As we observed in the plasmonic Bi₂O₃-Ag eutectic composite, SERS enhancement occurs only for Raman bands assigned to vibrational modes of the BiO₄ groups. This fact can be explained on the basis of the internal/external vibration model for crystals [37]. In many solids, specific molecular groups of tightly bound atoms, loosely connected to the rest of the lattice, can be identified. Their vibrational modes (internal vibrations) are expected to exhibit higher frequencies than the lattice vibrational modes (external vibrations) [37]. In the same way, the structure of the γ-Bi₂O₃ crystal can be described as a combination of the bismuth–oxygen lattice surrounding isolated tetrahedral BiO₄ groups, behaving like free molecules [38]. Evidently, isolated BiO₄ groups behave like chemical molecules exposed to the amplified electromagnetic field: for those located in the direct vicinity of the metallic nanostructures, an increase in the Raman scattering intensity is observed.
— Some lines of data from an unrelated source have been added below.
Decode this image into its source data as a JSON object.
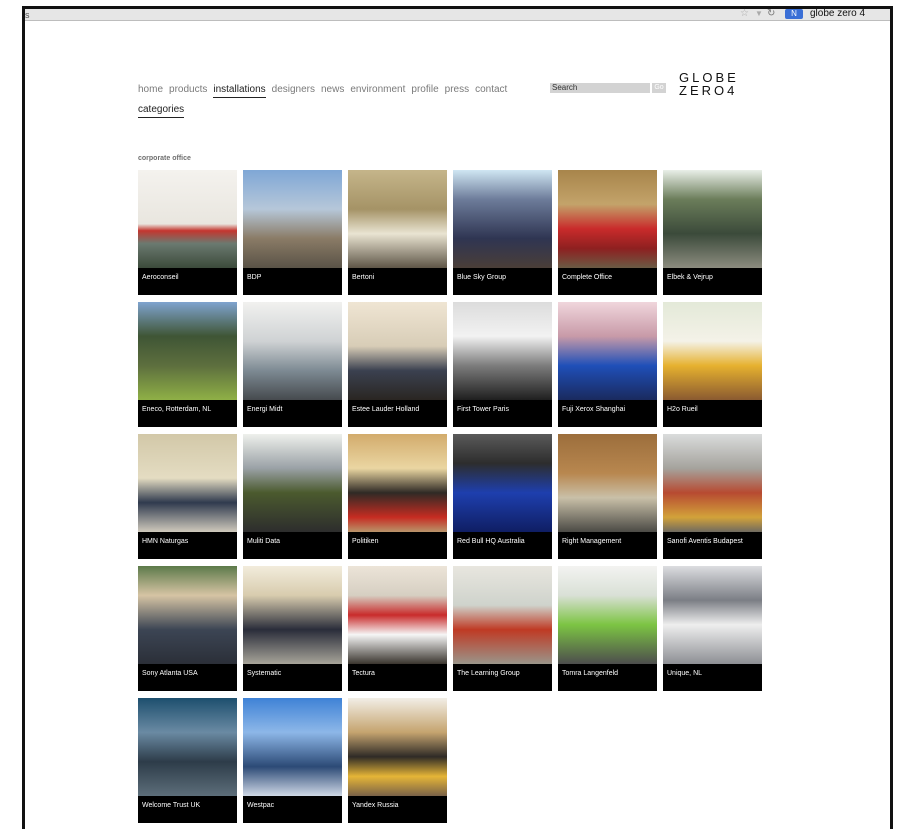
{
  "browser": {
    "stray_char": "s",
    "search_engine_label": "N",
    "search_query": "globe zero 4"
  },
  "nav": {
    "items": [
      "home",
      "products",
      "installations",
      "designers",
      "news",
      "environment",
      "profile",
      "press",
      "contact"
    ],
    "active": "installations"
  },
  "categories_label": "categories",
  "search": {
    "placeholder": "Search",
    "go_label": "Go"
  },
  "logo": {
    "line1": "GLOBE",
    "line2": "ZERO4"
  },
  "section_label": "corporate office",
  "tiles": [
    {
      "caption": "Aeroconseil"
    },
    {
      "caption": "BDP"
    },
    {
      "caption": "Bertoni"
    },
    {
      "caption": "Blue Sky Group"
    },
    {
      "caption": "Complete Office"
    },
    {
      "caption": "Elbek & Vejrup"
    },
    {
      "caption": "Eneco, Rotterdam, NL"
    },
    {
      "caption": "Energi Midt"
    },
    {
      "caption": "Estee Lauder Holland"
    },
    {
      "caption": "First Tower Paris"
    },
    {
      "caption": "Fuji Xerox Shanghai"
    },
    {
      "caption": "H2o Rueil"
    },
    {
      "caption": "HMN Naturgas"
    },
    {
      "caption": "Muliti Data"
    },
    {
      "caption": "Politiken"
    },
    {
      "caption": "Red Bull HQ Australia"
    },
    {
      "caption": "Right Management"
    },
    {
      "caption": "Sanofi Aventis Budapest"
    },
    {
      "caption": "Sony Atlanta USA"
    },
    {
      "caption": "Systematic"
    },
    {
      "caption": "Tectura"
    },
    {
      "caption": "The Learning Group"
    },
    {
      "caption": "Tomra Langenfeld"
    },
    {
      "caption": "Unique, NL"
    },
    {
      "caption": "Welcome Trust UK"
    },
    {
      "caption": "Westpac"
    },
    {
      "caption": "Yandex Russia"
    }
  ]
}
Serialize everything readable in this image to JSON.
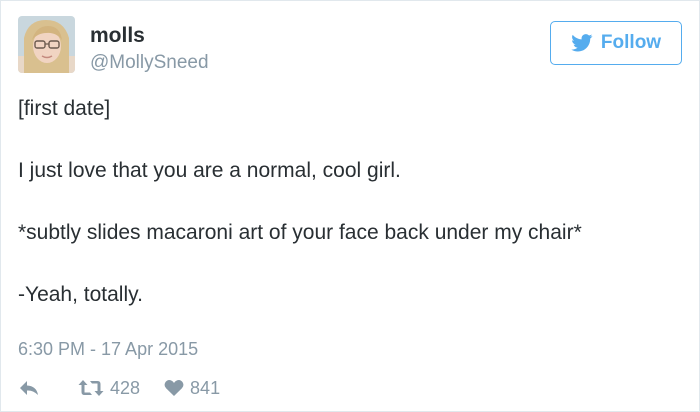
{
  "user": {
    "display_name": "molls",
    "screen_name": "@MollySneed"
  },
  "follow_button": {
    "label": "Follow",
    "icon": "twitter-bird-icon"
  },
  "tweet": {
    "lines": [
      "[first date]",
      "I just love that you are a normal, cool girl.",
      "*subtly slides macaroni art of your face back under my chair*",
      "-Yeah, totally."
    ],
    "timestamp": "6:30 PM - 17 Apr 2015"
  },
  "actions": {
    "reply_icon": "reply-icon",
    "retweet_icon": "retweet-icon",
    "retweet_count": "428",
    "like_icon": "heart-icon",
    "like_count": "841"
  },
  "colors": {
    "accent": "#55acee",
    "text": "#292f33",
    "muted": "#8899a6",
    "border": "#e1e8ed"
  }
}
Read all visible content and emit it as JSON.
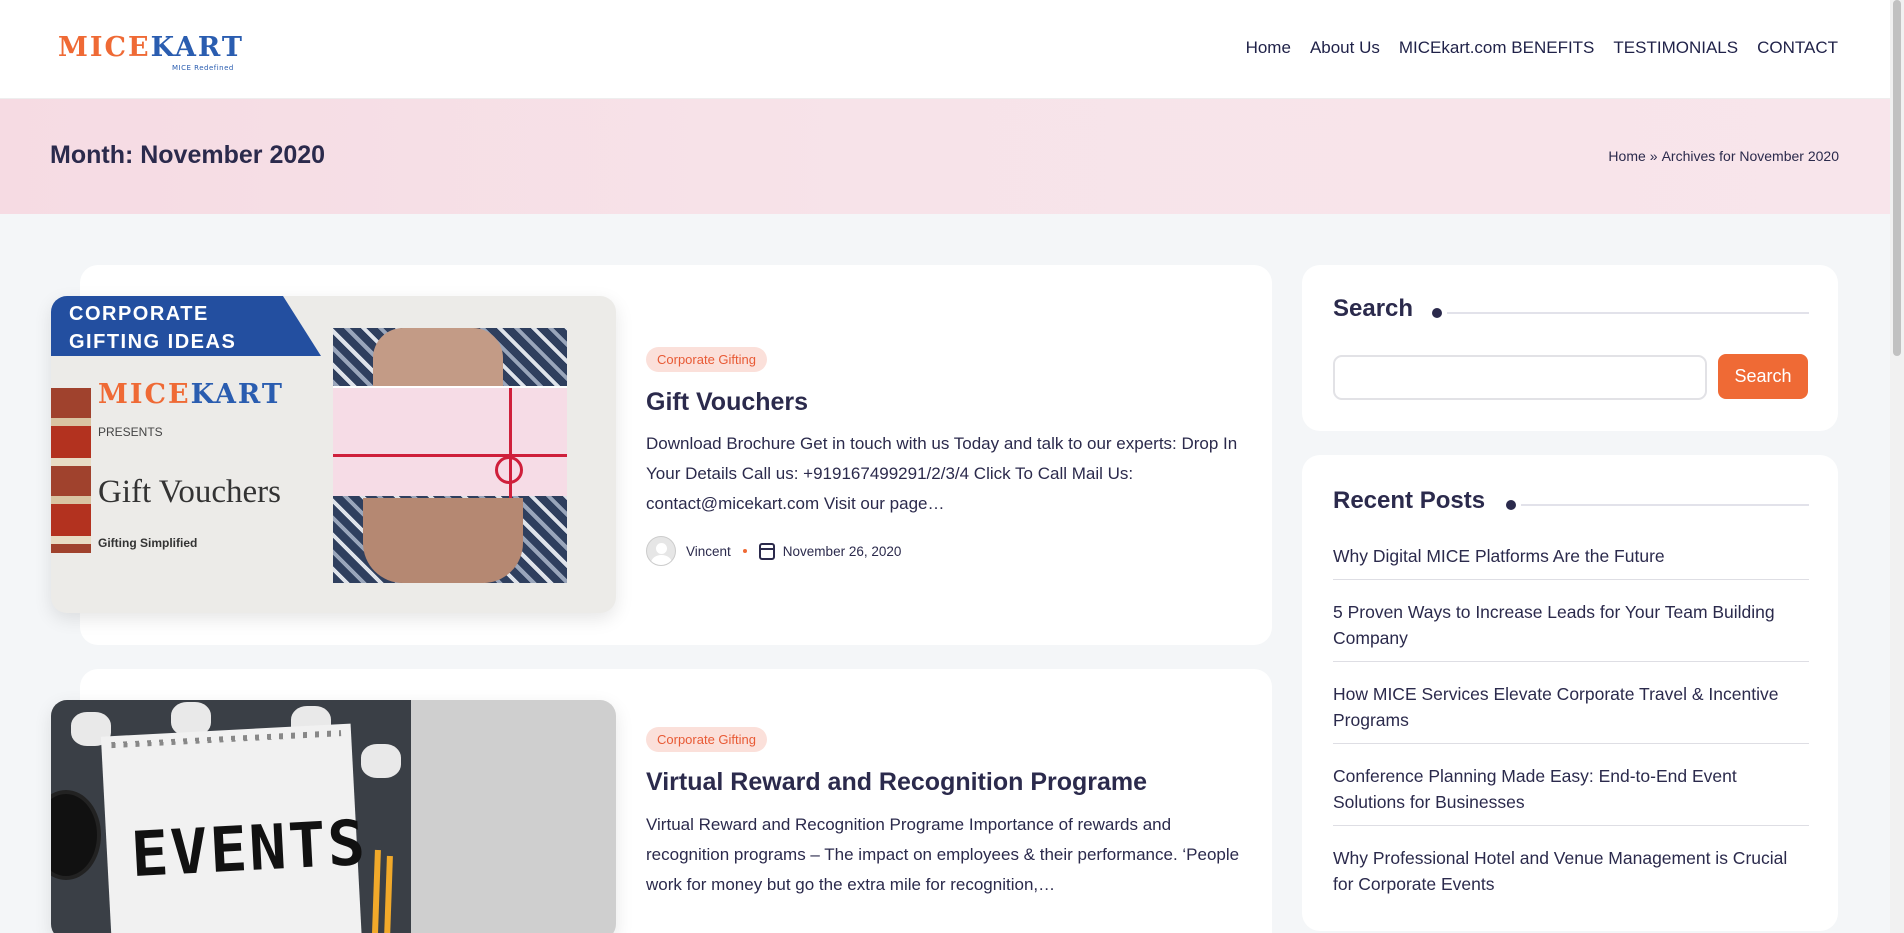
{
  "header": {
    "logo": {
      "text_a": "MICE",
      "text_b": "KART",
      "tagline": "MICE Redefined"
    },
    "nav": [
      "Home",
      "About Us",
      "MICEkart.com BENEFITS",
      "TESTIMONIALS",
      "CONTACT"
    ]
  },
  "banner": {
    "title": "Month: November 2020",
    "breadcrumb": {
      "home": "Home",
      "separator": "»",
      "current": "Archives for November 2020"
    }
  },
  "posts": [
    {
      "category": "Corporate Gifting",
      "title": "Gift Vouchers",
      "excerpt": "Download Brochure Get in touch with us Today and talk to our experts: Drop In Your Details   Call us: +919167499291/2/3/4 Click To Call Mail Us: contact@micekart.com Visit our page…",
      "author": "Vincent",
      "date": "November 26, 2020",
      "thumb": {
        "ribbon": "CORPORATE\nGIFTING IDEAS",
        "logo_a": "MICE",
        "logo_b": "KART",
        "presents": "PRESENTS",
        "headline": "Gift Vouchers",
        "sub": "Gifting Simplified"
      }
    },
    {
      "category": "Corporate Gifting",
      "title": "Virtual Reward and Recognition Programe",
      "excerpt": "Virtual Reward and Recognition Programe Importance of rewards and recognition programs – The impact on employees & their performance. ‘People work for money but go the extra mile for recognition,…",
      "thumb": {
        "word": "EVENTS"
      }
    }
  ],
  "sidebar": {
    "search": {
      "title": "Search",
      "button": "Search",
      "value": ""
    },
    "recent": {
      "title": "Recent Posts",
      "items": [
        "Why Digital MICE Platforms Are the Future",
        "5 Proven Ways to Increase Leads for Your Team Building Company",
        "How MICE Services Elevate Corporate Travel & Incentive Programs",
        "Conference Planning Made Easy: End-to-End Event Solutions for Businesses",
        "Why Professional Hotel and Venue Management is Crucial for Corporate Events"
      ]
    }
  },
  "colors": {
    "accent": "#ef6a35",
    "navy": "#2b2a4c",
    "brand_blue": "#2a5db0",
    "banner": "#f7e1e8"
  }
}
This result in the selective SERS enhancement of bands assigned to the vibrations of these specific molecular groups; the effect is observed for 826 cm⁻¹ band in the Bi₂O₃ composite.

3.3 Overtones observed due to the SERS effect

To further confirm the resonant origin of the observed enhancement, we inspected Raman spectra at higher wavenumbers in search for overtones, which are hard to find in standard Raman spectra. Due to the enhancement of a Raman band in SERS, overtones of this particular vibration are also affected, thus they can be detected more easily [39]. The higher-wavenumber region of the spectra disclosed well-resolved bands at 1650 cm⁻¹(2v˜) and 2474 cm⁻¹(3v˜), which so far have not been observed in the pure γ-Bi₂O₃ phase (Figure 3) nor in the as-grown eutectic material (Figure S1). Their positions and relatively low intensities indicate that they are second- and third-order modes of the enhanced band at 826 cm⁻¹. Observation of the overtones is consistent with the manifestation of the SERS effect in the studied plasmonic material. The presence of second- and third-order modes is possible due to the interaction of isolated BiO₄ tetrahedra with a plasmon-driven amplified electromagnetic field from Ag NPs in the composite.

Figure 3:

Occurrence of overtones due to the SERS effect in the Bi₂O₃-Ag eutectic composite and comparison with the spectrum of the γ-Bi₂O₃ single crystal. The eutectics’ spectrum (blue spectrum) reveals overtones (2v˜) and (3v˜) of the 826 cm⁻¹ band, whereas the single crystal does not exhibit resonant effects (green spectrum), λ_exc = 532 nm.